Harlow is a pop-up, nightclubby establishment that has a good but expensive menu and lots of tight white pants.
Harlow is a pop-up, nightclubby establishment that has a good but expensive menu and lots of tight white pants.
Morgan McGivern
The prices are high, but the food is very good
By
Laura Donnelly

Harlow East

1 Long Wharf

Sag Harbor

631-725-5858

Tuesday to Sunday

Noon-Midnight

Harlow East is a pop-up restaurant on Long Wharf in Sag Harbor, where B. Smith’s resided for many years. It is a huge space, close to 400 seats indoors and out.

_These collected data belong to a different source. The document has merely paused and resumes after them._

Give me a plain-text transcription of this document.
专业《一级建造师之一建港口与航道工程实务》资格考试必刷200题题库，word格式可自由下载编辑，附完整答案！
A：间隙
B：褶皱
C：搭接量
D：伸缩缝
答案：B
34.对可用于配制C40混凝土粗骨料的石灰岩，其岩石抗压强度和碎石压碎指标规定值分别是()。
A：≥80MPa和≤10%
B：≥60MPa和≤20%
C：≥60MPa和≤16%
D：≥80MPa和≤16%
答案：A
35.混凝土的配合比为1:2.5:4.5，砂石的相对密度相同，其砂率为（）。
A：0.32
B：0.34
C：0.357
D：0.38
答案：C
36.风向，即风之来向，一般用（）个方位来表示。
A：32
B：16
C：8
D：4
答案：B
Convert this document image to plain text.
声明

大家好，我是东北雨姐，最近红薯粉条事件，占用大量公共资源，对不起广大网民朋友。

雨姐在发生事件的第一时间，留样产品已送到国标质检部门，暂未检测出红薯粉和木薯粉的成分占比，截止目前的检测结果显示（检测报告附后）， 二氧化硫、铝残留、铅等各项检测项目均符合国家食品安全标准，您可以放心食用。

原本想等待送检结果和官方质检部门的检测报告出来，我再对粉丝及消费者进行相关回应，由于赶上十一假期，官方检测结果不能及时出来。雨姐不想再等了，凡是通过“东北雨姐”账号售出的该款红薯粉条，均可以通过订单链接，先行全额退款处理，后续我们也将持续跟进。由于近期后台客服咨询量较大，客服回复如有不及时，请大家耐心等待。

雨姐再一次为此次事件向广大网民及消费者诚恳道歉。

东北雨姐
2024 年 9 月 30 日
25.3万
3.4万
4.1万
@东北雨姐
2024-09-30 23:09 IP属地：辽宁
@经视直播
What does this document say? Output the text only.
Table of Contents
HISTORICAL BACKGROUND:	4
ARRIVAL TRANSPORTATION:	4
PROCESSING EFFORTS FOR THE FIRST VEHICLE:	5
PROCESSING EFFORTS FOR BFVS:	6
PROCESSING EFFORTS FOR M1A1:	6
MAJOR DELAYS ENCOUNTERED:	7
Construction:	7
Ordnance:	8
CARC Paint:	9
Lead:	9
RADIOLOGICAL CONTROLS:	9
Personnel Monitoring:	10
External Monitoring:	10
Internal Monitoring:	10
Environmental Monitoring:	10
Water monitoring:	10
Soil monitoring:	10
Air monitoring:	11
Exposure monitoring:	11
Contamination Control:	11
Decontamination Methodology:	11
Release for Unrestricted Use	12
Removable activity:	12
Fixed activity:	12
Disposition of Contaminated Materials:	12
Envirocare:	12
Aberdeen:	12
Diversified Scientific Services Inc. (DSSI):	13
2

While B. Smith’s was a cheery and attractive restaurant, Harlow is much sleeker and prettier. It is simply white and blue, with some very cool artwork worth paying attention to. There are mirrors with 3D-looking koi swimming across them. A golden shark emerges from a wall, and there are portholes with soothing water videos playing inside. Behind the hostess stand is a huge rectangular flower arrangement of yellow and white chrysanthemums. This sits on a case filled entirely with boxes of Barnum’s Animal Crackers. No need to compete with the water and yacht view, but it’s all totes adorbs.

On our first visit, early on a Friday night, we were asked if we had a reservation. No, we did not. “Sorry, we are closed for a private party, but you can have some bar snacks outside,” said the lovely hostess. She was wearing a bouclé skirt with a cream top with many adornments. If Babe Paley had been edgy and hip, this is what she might have worn. Her stilettos required a Lipizzaner-like gait as she negotiated the outdoor deck surface. (Lipizzaners are those beautiful white Austrian horses that perform the haute ecole/ movements of classical dressage, kind of a fancy-prancy step. Quite stunning with horses, awkward on a girl at a marina.) More on the staff uniforms later.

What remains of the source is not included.